The Somalification of Kansas

Update April 27th:  At least some in the Kansas legislature are attempting to keep shariah law from creeping into Kansas, here.

In 2008 Emporia, Kansas put up a fight.  So much of a fight that the Tyson Foods meat-packing operation closed down and moved the Somalis out.  We created an entire category about the conflict in Emporia—it is here with 37 archived posts.  Now we know from this article in the Garden City Telegram that they moved some of them (mostly young men) to Garden City, KS and put them to work at a processing plant there.   [By the way, Tyson is working its magic in Tennessee as well, here].

By the tone of the article by reporter Shajia Ahmad (a Somali or Arab?) it seems that Garden City is going to experience the Somalification (my word!) of their city without even a whimper of protest.

Just read this article!  There are clearly problems in Garden City—you can tell by the reporter’s choice of the word “challenge” instead of problem.  It is typical verbiage and standard reporting from those too chicken to speak the truth for fear of being labeled racists!

Now we know where the Emporia Somalis went.  From the Garden City Telegram:

In the last four or five years, Garden City has seen an influx of several hundred Burmese and Somali families that have moved from other areas of the country to live and work in southwest Kansas, like many other regions in the Midwest and High Plains, spurred primarily by jobs in the meat-packing industry.

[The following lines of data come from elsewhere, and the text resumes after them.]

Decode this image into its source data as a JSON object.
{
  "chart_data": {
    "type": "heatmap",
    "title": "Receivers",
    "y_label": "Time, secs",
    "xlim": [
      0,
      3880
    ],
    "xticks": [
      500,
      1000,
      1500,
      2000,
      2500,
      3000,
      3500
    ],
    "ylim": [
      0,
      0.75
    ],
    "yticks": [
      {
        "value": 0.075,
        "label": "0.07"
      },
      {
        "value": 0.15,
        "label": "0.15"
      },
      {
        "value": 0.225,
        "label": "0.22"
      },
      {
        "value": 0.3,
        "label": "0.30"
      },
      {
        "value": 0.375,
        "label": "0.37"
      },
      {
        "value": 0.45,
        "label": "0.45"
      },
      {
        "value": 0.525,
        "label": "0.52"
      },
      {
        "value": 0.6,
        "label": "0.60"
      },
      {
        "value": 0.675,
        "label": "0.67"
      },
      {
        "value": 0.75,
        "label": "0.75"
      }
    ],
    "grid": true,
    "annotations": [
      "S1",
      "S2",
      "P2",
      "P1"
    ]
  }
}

Many in Kansas, especially, came to Finney County* to work at the Tyson Fresh Meats plant following the shuttering of Tyson’s Emporia-based beef-packing plant in early 2008, where many of the 1,500 laid-off workers were Somali refugees.

Social service agencies hired a Somali expert to tell the Kansans how to tip-toe around the Somalis cultural and religious practices so as best to “serve them.”   The greatest challenge is language—heck they have only been here in America for 5-10 years how could anyone expect them to have learned English!

Weber, whose agency helped sponsor Farah’s visit to Garden City to educate and inform local social service representatives and other stakeholders on salient issues concerning the Somali residents, said the biggest challenge facing locals is the language barrier.

“To translate, and know medical terms and child development terms … we’re working on it, but it’s a huge challenge for us right now,” Weber said.

Ah, the “challenges:”

Farah said the dynamics of the community in the Minnesota metropolis differ greatly from Garden City. However, understanding many simple traditional and cultural practices and norms will help in bettering communication between the agencies trying to serve refugees and other Somali residents locally.

For example, many of those in attendance Tuesday from various community organizations said they are challenged with Somali clients not showing up or returning for health or medical-related appointments for either them or their children.  [Readers, this means that, for example, they may not be returning for immunizations (measles!) or to continue treatment for TB–ed]

Farah said that in Somalia, where medical treatment is often free and appointments don’t exist, most only go to hospitals or clinics as a last resort, after home remedies, spiritual practices and all other options have been exhausted.

Does no one have the fortitude to tell them they are in America now!  And, just imagine for a moment that you were dropped off in Somalia, do you think for one minute that you would be allowed to continue your “spiritual” practices expecting Somalis to bend over backwards to satisfy your American cultural and religious needs?   LOL!  Can you see it now, some Somali (or even Kenyan) city employees calling in experts on America to tell the locals how to treat you!

When they disappear we have to “understand where these things come from:”

Farah said while Somalis celebrate the arrival of newborns, many also practice keeping the baby and mother in the home for the first 40 days.

“So it’s a little hard when you tell them, ‘come to the WIC program and we’ll register you, or come to the hospital and there’s a two week check-up on the baby,'” Farah said in reference to the USDA program that offers low-income women, infant and young children nutrition and health education and assistance. “When we are visiting with Somali moms, and then they’re disappearing and we can’t find them until they come back some time, well, we have to understand where these things are coming from.”

Americans are here to “serve” the Somalis.  It is called dhimmitude —get used to that word!

On top of navigating a new society and system, many rituals and cultural norms are important to members of the Somali community. Social workers, case managers and others in the health and service industries should be informed of such rituals and norms if they’re to serve their clients competently.

For example, Farah reminded the group that most Somalis are Sunni Muslims, who are prohibited from eating pork and other pig products. What’s more, many only shake hands with others of the same gender.

Yes, indeed we must learn to serve the Somalis.  (Anne Richard would surely tell you so as she gets ready to admit many more to the US for her gang of globalist industries looking for laborers and Democratic Party voters.)

* Until I looked just now I hadn’t realized that I have written many posts on Finney County, KS where we are told whites of European descent are now in the minority.